As a Partner in Protection faith community, will we be protected from abuse?
Becoming a Partner in Protection does NOT guarantee that abuse will never occur in your faith community, and no organization, including CACCC can make such a guarantee. However, training and volunteer screening help to minimize risk and opportunity and provide valuable instruction to help you respond appropriately to abuse without hindering a criminal investigation or putting a child at risk of further harm.
What happens if a volunteer or staff member commits a criminal offense?
Background checks, volunteer screening and education are the most effective means of protecting your community from abuse, but nothing can guarantee you will never have an incident occur. If you learn that abuse has occurred, or if a child discloses abuse, Texas law requires that you report the incident immediately to Child Protective Services and/or local law enforcement. Failing to report abuse may result in civil or criminal penalties. Cooperate fully with law enforcement to help them complete their investigation.
Please note: Children’s Advocacy Center of Collin County is not an investigative agency and cannot comment on the status of an open criminal or Child Protective Services investigation.
How should I respond to a child or youth who discloses abuse?
First off, remain calm. Children will respond to your demeanor and may shut down if you overreact. Reassure the child or youth that the abuse is not their fault. Visit our resources page for recommendations on how to respond to an outcry of abuse. Be sure to make a report to law enforcement or Child Protective Services as soon as possible.
We've had a crisis in our community where a staff or volunteer harmed a child or youth. How should we communicate about the incident to our members?

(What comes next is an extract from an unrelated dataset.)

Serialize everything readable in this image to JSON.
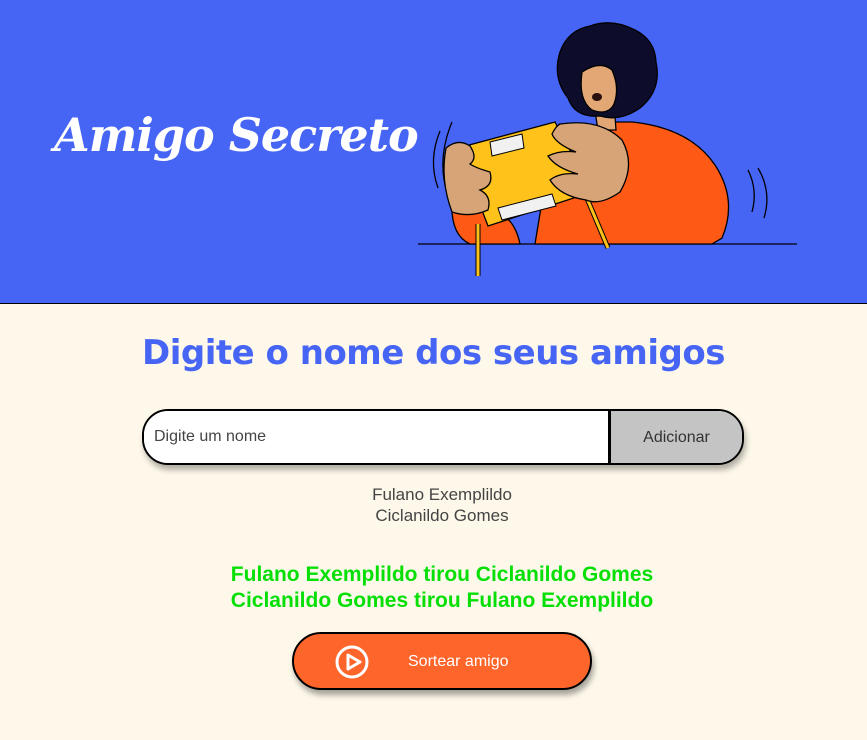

Despite best efforts to protect children from abuse, perpetrators are savvy. Many perpetrators of sexual abuse have had multiple victims before they got caught and will seek opportunities to have contact with children and teenagers. Should an incident occur in your faith community, we recommend cooperating fully with the law enforcement investigation and reassuring your community that you are doing so. Assess your protocols to make sure you have done all you know to do to protect children and if necessary, make adjustments to your protection policies. Unless there is an inherent public safety risk, refrain from sharing too many details with your community. Doing so may interfere with law enforcement's ongoing investigation.
We require volunteers and staff to notify our church leadership before making a report of abuse. Is that okay?
Any individual who receives an outcry from a child or suspects that abuse has occurred has a duty to report it to Child Protective Services. Your organization or community may require you to internally notify leadership. However, this notification does not reduce or eliminate an individual’s duty to report suspected abuse. Follow your organization’s policy for alerting senior leadership within your faith community if required, but do not assume others will make a report on your behalf. It is YOUR responsibility.
Remember that by making a report of suspected abuse, you are not making an accusation. You are simply reporting a “GOOD FAITH” belief or suspicion that child abuse may have occurred and requesting an investigation by trained professionals. You do not need to be certain that abuse has occurred before making a report. Make a report, and leave the investigations to the professionals.
How should I respond to an adult survivor of abuse? How can I help?
It is never too late for a child abuse victim to receive help! Encourage your parishioner or member to seek help. CACCC's Clinical Department is available to provide a referral for services from a local counselor or therapist.
In caring for a member who has been harmed by abuse, remember that their perpetrator may have harmed other children. Even if the criminal statute of limitations has passed, encourage your member to report the abuse. In reporting past abuse, an individual may protect another child from harm.
How can my faith community get involved with Children’s Advocacy Center of Collin County?
CACCC relies on the support of our community to function and to reduce the incidence of child abuse. We especially need your help to inform others about the signs and symptoms of abuse and how to make a report. Here are some ways to get involved and learn more:
- Take a tour of CACCC.
- Become a Partner in Protection with the CACCC Faith Alliance for Children.
- Participate in our awareness campaign during Child Abuse Prevention Month in April.
- Contribute to one of our special projects such as the Back-to-School Fair or the Holiday Project.
A person who has hurt a child in the past wants to attend services at our church. What should I do? How can I help someone who wants to change while still protecting children in our community?
First and foremost, follow the law. Sometimes conditions of bond, probation or parole prohibit a person who has committed a crime against a child or teenager from having access to minors. Contact the appropriate authorities such as the person’s parole officer to determine if the person is prohibited from having contact with minors. Keep in mind that an individual who has been investigated by Child Protective Services may not have been investigated by law enforcement or charged with a crime.